Qu’est-ce qu’être grand-parent aujourd’hui? Dans un ouvrage consacré à la place des grands-mères dans le schéma familial, la psychiatre et épidémiologiste Vivianne Kovess-Masfety raconte comment ces Mamie, Mémère, Nona, Tia, Yaya, Mamita ont réinvesti ce rôle et en ont redéfini les codes dans une société en mutation.
En Belgique, environ 60% des plus de 50 ans sont grands-parents. Plus nombreux, plus jeunes, plus actifs, ils sont désormais des piliers de la vie relationnelle, revêtant plusieurs costumes – nounou, taxi, cuisinier, instituteur, confident, médiateur – souvent par envie, parfois par sens du devoir. Parents de parents souvent débordés, parfois dépassés, ils sont devenus leur back-up et gravitent autour de la famille nucléaire comme des satellites en orbite. Un job multifacette qui n’est pas sans contradictions. On attend d’eux qu’ils soient présents mais pas envahissants, cool mais pas laxistes, impliqués mais pas moralisateurs. Avant tout: disponibles. Leur rôle est devenu si prépondérant que bien des parents s’étaient retrouvés attristés, mais aussi dépités, à l’idée de ne pouvoir confier leurs enfants aux aînés pendant la crise sanitaire.
Grands-parents, la meilleure des consolations
Si le grand-parent est plus présent, c’est fatalement parce qu’il vit plus longtemps (NDLR: en Belgique, l’espérance de vie est de 83,8 ans pour les femmes, 79,5 ans pour les hommes), rappelait le sociologue de la famille et démographe français Louis Roussel, dans un article publié dans Gérontologie et Société (1994). Avant le XVIIIe siècle, moment où les générations d’adultes ont commencé à se chevaucher plus souvent et plus longuement, les sociétés humaines ne comptaient que deux générations: celle des parents et celle des enfants.
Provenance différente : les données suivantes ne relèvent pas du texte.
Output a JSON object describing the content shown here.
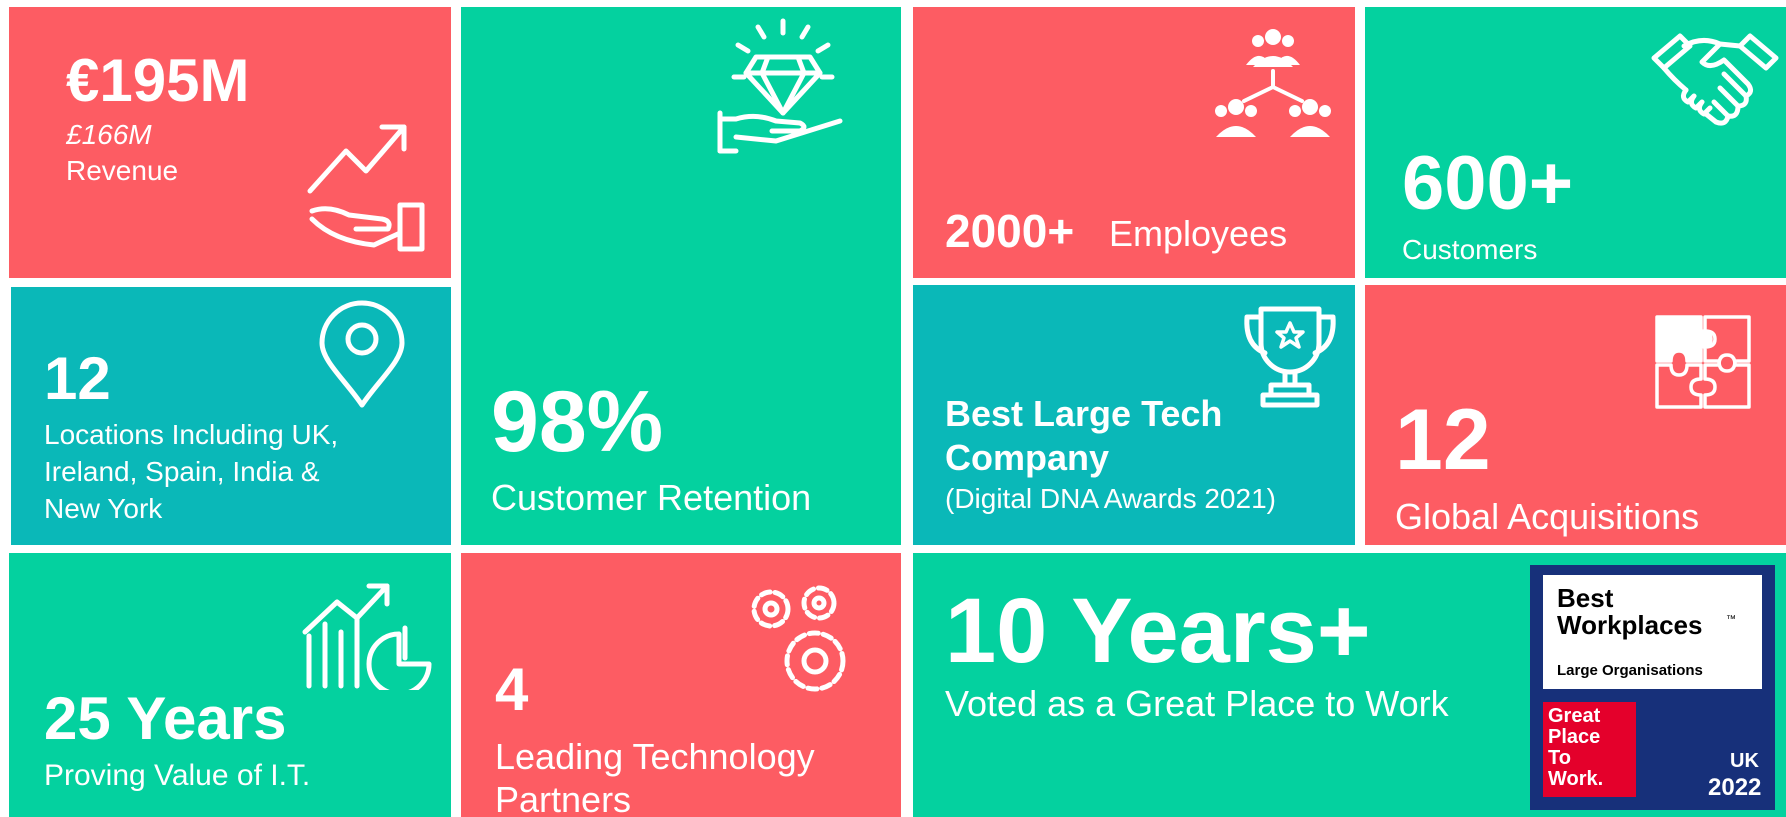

En cette période préindustrielle, la place des grands-parents n’était d’ailleurs pas forcément très enviable. «La mortalité y était telle que lorsque l’aîné des fils se mariait, le père généralement était déjà mort. Certains, privilégiés, voyaient naître leurs premiers petits-enfants. Mais cette contemporanéité de trois générations ne durait le plus souvent que le temps de quelques caresses et d’un bref mignotage. D’ailleurs ces vieillards, contrairement à une image courante, n’étaient entourés que de peu d’affection.»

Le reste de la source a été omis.